Who should Intranetizen readers speak with to find out more about your product?

There is a list of Plone companies at http://plone.org/providers and you can filter down by country to find a company near to you. There are also a number of regional Plone Users Groups you can contact, whom are listed at http://plone.org/support/usergroups. One of the great aspects of the Plone community is there are localised user groups offering information and support in local languages, e.g. http://plone.it, http://plone.de and http://plone.jp.

Or, you can get in touch with me directly and I can point you in the right direction:

Matt Hamilton

President, Plone Foundation

matth@plone.org

+44 117 9090901

http://plone.org

http://twitter.com/plone

What question should we have asked?
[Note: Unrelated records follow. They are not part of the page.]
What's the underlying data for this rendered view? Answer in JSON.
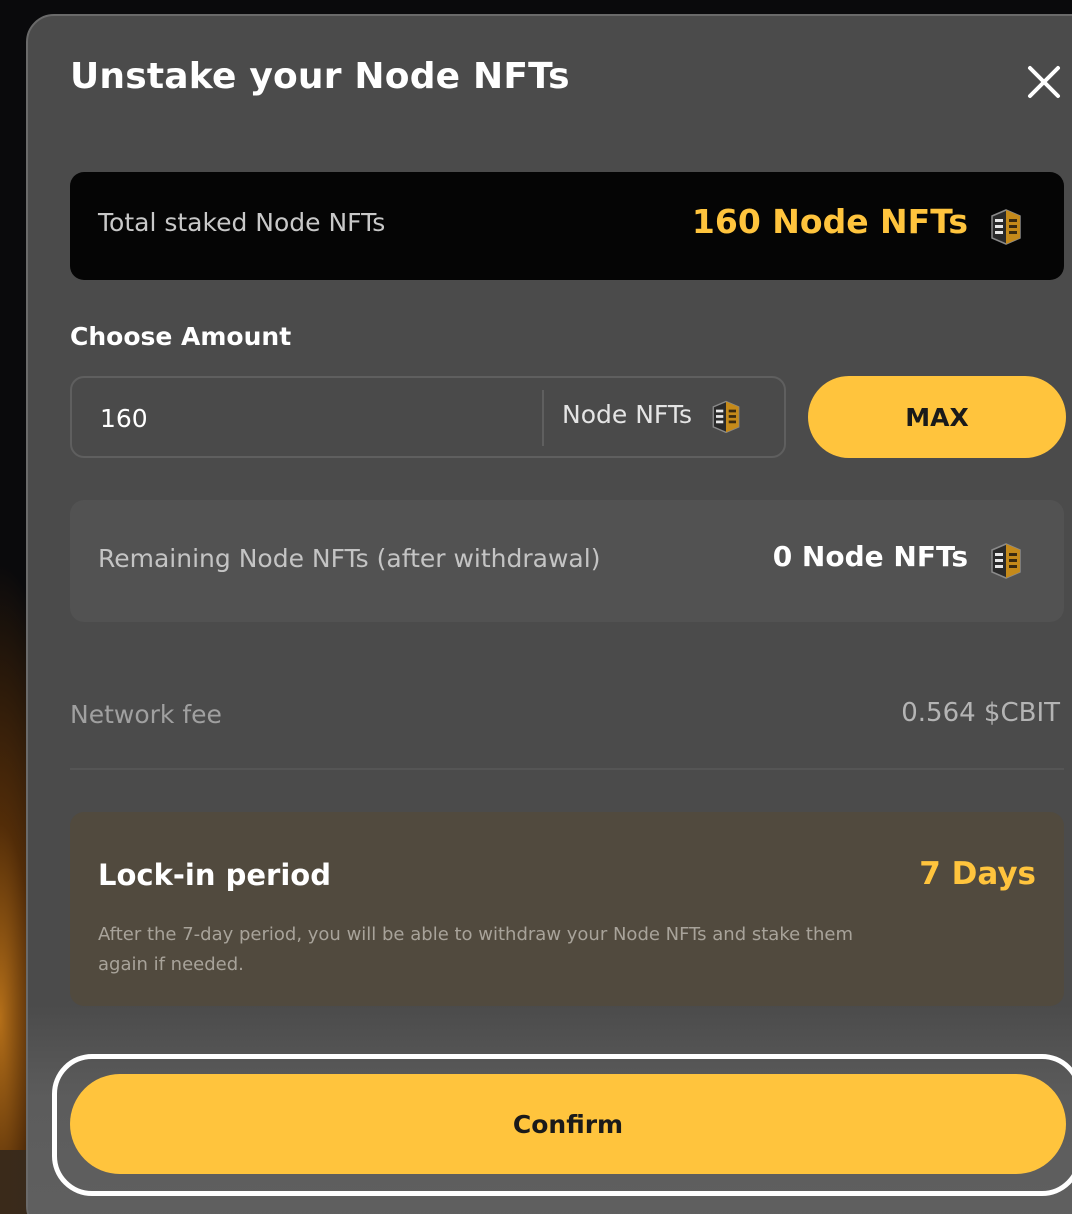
{
  "modal": {
    "title": "Unstake your Node NFTs",
    "close_icon": "close-icon"
  },
  "total": {
    "label": "Total staked Node NFTs",
    "value": "160 Node NFTs",
    "icon": "node-nft-icon"
  },
  "amount": {
    "label": "Choose Amount",
    "value": "160",
    "unit": "Node NFTs",
    "max_label": "MAX"
  },
  "remaining": {
    "label": "Remaining Node NFTs (after withdrawal)",
    "value": "0 Node NFTs"
  },
  "fee": {
    "label": "Network fee",
    "value": "0.564 $CBIT"
  },
  "lock": {
    "title": "Lock-in period",
    "value": "7 Days",
    "description": "After the 7-day period, you will be able to withdraw your Node NFTs and stake them again if needed."
  },
  "confirm_label": "Confirm",
  "colors": {
    "accent": "#ffc43d",
    "modal_bg": "#4b4b4b",
    "dark_box": "#050505"
  }
}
And if we had, what would the answer have been?

Google Trends shows Plone as a very small sliver compared to Drupal, Joomla, and WordPress. Why is this? Should customers be wary for this reason?

Plone’s internal search engine does not rely on Google; therefore, site searches do not contribute to an inflated GT score. Internal searches on any WordPress site, for example, get tallied as “WordPress” searches by Google Trends.

This interview was completed by Matt Hamilton with input from Karl Horek and the Plone Community.